Shame then, that cute little Gavel, a German shepherd from Queensland, Australia, didn’t exactly tick all of the requirements off the list.
BECAUSE HE WAS TOO MUCH OF A GOOD BOY.
Essentially, he much preferred having his ickle belly rubbed than heading out on the mean streets to nail some purps. The trainers had him on the programme for long enough for him to outgrow three separate uniforms, but in the end, he was just too much of a sweetie pie to face life on the beat.
Don’t worry though, they didn’t just chuck him in the bin and then roll it off a cliff like they do with all the other rejects, because luckily old Gavel had got himself a powerful fan. Namely: the governor of Queensland.

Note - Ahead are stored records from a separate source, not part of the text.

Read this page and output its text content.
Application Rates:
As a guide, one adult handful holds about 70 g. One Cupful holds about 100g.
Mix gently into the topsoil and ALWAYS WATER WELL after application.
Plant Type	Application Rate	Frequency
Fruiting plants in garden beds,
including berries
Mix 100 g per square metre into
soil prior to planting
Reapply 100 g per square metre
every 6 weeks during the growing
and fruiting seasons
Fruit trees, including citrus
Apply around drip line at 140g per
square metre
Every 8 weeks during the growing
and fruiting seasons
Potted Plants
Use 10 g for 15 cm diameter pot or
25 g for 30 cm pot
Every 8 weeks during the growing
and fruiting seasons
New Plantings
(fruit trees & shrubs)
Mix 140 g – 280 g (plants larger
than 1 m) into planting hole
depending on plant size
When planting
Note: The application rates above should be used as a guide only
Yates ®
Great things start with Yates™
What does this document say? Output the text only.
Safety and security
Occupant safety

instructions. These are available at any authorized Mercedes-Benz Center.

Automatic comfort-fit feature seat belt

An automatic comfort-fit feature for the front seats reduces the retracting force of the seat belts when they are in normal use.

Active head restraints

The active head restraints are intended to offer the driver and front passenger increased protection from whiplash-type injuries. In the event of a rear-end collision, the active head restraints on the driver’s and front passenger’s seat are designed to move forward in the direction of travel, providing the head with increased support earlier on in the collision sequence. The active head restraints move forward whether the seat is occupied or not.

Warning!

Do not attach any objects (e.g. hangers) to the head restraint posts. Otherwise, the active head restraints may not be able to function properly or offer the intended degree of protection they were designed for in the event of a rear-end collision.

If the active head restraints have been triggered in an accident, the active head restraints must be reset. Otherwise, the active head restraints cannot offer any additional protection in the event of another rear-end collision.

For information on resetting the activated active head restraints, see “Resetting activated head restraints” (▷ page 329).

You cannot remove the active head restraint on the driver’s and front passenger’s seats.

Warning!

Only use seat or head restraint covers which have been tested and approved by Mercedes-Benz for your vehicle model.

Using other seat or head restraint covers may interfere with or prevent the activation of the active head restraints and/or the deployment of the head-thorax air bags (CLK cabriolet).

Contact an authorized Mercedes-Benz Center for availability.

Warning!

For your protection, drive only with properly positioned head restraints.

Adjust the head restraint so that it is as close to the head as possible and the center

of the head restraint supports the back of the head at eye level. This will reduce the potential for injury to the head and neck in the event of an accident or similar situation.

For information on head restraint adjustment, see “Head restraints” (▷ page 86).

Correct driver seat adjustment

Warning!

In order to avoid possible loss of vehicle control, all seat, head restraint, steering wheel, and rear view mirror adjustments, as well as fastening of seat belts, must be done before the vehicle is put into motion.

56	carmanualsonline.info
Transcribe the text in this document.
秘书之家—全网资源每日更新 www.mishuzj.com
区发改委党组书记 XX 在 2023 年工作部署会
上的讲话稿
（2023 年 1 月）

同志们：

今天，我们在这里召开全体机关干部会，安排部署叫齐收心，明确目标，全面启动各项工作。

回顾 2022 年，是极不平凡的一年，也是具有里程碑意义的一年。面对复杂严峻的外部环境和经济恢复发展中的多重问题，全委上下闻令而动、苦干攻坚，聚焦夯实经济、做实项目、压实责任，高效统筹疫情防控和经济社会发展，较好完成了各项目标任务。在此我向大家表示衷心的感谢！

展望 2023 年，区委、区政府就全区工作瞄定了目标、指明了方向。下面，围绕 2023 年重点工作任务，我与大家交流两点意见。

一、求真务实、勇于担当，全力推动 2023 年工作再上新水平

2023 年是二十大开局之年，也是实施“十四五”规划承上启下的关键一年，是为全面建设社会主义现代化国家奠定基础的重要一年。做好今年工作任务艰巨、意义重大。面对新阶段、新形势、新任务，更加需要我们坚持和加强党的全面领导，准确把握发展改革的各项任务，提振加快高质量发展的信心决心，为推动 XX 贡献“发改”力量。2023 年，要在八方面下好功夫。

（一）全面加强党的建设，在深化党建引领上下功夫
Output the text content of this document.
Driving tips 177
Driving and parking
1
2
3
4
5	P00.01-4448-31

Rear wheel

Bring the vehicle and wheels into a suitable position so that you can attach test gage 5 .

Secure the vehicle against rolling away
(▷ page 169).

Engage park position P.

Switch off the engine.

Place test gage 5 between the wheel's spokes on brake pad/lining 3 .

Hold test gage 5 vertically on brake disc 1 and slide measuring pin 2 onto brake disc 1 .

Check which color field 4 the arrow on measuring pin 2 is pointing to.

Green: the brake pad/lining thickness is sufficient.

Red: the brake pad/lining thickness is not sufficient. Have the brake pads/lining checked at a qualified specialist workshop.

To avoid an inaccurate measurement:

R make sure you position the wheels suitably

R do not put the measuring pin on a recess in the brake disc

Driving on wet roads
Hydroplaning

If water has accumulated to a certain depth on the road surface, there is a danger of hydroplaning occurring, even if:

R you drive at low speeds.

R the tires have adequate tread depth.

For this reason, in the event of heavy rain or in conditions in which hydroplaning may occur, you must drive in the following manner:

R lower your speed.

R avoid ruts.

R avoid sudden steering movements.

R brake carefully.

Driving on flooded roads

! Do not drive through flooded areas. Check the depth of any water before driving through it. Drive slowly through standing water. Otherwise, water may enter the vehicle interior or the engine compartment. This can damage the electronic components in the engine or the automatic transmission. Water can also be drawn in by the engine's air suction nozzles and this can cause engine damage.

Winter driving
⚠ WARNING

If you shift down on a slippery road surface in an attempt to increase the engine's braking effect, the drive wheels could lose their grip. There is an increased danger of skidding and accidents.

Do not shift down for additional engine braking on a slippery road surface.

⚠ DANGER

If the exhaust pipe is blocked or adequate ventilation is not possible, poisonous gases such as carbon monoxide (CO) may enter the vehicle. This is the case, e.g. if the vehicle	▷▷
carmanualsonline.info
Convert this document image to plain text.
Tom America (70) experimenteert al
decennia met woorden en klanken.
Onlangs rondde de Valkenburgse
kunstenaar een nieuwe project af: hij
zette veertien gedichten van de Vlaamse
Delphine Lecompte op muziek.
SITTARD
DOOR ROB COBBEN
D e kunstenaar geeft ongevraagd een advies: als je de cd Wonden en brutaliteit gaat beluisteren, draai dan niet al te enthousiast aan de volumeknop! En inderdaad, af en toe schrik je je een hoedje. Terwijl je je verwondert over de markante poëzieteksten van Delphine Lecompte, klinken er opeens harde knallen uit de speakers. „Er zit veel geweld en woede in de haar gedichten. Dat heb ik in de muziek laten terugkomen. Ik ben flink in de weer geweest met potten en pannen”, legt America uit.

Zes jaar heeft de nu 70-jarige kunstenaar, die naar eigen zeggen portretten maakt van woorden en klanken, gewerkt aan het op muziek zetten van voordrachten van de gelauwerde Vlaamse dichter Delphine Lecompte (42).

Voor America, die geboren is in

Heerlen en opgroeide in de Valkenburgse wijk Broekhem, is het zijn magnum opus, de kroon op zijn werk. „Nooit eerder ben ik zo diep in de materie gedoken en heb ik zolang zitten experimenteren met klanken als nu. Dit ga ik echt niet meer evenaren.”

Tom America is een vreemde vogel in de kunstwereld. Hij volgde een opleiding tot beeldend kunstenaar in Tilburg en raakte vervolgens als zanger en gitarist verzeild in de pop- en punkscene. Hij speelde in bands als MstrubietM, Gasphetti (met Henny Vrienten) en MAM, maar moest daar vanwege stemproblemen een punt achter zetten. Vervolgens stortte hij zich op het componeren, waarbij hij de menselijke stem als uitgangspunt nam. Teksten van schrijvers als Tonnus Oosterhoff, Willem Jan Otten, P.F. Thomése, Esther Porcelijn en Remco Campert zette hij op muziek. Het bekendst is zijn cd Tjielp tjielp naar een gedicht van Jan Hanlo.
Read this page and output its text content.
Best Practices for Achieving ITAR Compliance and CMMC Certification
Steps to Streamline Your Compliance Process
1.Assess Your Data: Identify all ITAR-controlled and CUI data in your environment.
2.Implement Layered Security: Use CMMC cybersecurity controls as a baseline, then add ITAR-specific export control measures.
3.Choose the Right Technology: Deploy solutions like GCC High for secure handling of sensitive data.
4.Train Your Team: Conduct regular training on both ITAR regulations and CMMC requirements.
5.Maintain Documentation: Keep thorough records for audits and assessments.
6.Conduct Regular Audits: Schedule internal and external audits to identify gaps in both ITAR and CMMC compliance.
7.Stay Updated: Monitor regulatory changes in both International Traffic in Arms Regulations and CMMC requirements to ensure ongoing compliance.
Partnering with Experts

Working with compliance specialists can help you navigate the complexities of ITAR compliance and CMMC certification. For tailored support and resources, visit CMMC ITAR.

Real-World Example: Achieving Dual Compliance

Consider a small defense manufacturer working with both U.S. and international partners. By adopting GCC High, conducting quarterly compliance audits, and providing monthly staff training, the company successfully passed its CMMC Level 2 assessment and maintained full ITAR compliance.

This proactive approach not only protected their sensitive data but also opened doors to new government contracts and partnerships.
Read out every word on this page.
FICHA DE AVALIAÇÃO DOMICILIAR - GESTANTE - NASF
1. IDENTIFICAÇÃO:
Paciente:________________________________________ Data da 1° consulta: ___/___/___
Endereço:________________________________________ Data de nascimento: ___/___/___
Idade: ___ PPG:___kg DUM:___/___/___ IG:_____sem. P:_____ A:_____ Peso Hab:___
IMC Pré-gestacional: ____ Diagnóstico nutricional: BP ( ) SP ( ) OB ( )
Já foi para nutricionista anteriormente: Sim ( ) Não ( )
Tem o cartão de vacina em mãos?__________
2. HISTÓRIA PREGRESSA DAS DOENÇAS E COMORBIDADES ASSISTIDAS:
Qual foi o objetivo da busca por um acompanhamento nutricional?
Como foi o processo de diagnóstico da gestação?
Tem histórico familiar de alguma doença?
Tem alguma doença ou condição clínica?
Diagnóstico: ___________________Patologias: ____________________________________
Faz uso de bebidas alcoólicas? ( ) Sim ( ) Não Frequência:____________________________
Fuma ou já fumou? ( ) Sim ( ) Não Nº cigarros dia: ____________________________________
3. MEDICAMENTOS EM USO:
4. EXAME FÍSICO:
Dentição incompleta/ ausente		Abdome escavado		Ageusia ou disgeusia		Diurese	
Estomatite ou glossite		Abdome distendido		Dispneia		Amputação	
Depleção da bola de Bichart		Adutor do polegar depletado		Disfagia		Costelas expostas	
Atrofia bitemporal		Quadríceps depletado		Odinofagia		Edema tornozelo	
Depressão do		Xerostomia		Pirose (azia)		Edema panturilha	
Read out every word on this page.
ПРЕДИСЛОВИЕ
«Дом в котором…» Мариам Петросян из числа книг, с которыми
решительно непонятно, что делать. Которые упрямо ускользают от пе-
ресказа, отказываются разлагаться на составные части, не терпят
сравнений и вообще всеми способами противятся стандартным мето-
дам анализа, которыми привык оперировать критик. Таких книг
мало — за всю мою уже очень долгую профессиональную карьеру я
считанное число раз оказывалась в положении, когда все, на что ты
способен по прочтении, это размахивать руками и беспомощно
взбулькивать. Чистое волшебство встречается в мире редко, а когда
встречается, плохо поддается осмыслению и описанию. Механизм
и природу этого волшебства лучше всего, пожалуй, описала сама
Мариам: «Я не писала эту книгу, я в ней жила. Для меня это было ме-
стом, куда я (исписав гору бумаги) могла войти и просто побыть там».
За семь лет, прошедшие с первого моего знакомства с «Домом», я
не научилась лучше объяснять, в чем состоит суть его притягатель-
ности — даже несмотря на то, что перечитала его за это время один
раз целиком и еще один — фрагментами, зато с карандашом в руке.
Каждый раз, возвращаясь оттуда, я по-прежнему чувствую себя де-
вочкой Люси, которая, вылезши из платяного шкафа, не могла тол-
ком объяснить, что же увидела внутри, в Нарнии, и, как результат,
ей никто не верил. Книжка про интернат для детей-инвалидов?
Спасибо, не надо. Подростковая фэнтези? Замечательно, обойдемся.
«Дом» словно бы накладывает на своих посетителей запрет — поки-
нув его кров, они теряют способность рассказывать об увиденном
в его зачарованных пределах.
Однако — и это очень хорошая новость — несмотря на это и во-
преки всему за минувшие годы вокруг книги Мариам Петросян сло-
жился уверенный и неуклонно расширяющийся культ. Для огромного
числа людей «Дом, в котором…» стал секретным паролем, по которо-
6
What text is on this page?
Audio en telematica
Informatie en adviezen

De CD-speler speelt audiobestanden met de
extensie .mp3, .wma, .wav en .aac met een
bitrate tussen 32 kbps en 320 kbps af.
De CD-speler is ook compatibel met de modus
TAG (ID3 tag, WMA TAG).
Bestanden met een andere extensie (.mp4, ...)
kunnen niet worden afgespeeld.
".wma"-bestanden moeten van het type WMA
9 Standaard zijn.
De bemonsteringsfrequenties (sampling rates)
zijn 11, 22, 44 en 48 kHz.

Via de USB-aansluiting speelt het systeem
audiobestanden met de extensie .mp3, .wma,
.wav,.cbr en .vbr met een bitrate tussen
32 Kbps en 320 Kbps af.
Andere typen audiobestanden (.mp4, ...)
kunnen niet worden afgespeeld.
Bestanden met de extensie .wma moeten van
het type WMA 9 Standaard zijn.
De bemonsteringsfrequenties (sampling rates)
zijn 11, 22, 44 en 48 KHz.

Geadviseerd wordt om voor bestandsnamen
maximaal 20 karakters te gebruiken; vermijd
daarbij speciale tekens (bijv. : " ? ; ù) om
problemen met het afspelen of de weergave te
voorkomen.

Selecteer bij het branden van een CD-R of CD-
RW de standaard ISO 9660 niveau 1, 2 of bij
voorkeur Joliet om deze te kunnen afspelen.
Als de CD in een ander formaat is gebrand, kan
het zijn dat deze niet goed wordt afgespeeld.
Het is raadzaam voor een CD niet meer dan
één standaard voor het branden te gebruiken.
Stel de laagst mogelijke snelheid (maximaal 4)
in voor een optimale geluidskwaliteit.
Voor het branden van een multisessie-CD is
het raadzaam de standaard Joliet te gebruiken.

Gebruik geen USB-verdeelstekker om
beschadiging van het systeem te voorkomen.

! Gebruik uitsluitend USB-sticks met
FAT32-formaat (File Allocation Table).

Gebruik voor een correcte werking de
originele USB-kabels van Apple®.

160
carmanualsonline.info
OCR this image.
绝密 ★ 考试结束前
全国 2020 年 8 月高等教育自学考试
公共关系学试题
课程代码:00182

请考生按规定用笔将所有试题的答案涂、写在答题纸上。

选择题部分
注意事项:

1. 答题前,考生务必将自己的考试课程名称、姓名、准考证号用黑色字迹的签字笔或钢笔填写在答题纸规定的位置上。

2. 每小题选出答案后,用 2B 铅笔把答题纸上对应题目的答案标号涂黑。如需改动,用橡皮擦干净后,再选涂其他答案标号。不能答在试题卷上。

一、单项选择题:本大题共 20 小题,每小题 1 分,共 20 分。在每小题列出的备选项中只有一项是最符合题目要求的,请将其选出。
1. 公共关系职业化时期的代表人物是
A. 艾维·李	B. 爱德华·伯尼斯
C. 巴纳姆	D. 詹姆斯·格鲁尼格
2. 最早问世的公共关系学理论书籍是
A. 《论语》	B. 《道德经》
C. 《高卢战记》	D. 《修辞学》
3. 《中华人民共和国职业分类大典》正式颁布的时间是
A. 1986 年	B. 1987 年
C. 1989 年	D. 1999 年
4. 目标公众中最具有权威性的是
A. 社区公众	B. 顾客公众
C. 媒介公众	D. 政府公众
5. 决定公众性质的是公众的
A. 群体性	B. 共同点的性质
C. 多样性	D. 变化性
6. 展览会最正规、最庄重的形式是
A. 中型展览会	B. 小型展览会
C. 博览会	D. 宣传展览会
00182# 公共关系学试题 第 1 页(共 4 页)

So instead of popping him on the fire, Gov. Paul de Jersey adopted Gavel instead, and then subsequently appointed him the extremely important position of vice-regal dog.
“But what in dog’s green turf does a vice-regal dog do?” you say. Well, as a vice-regal dog, Gavel has to welcome visitors and attend official ceremonies, where he presumably stands looking all hoity toity with a fluffy tail and a wet nose.
It’s all properly official, too. Here’s his official contract:
That's legally binding that, although I suggest Gavel get a signature that’s more difficult to forge. I’ve already jacked bare cash out of that chief's bank account using his stupid signature. What a hound.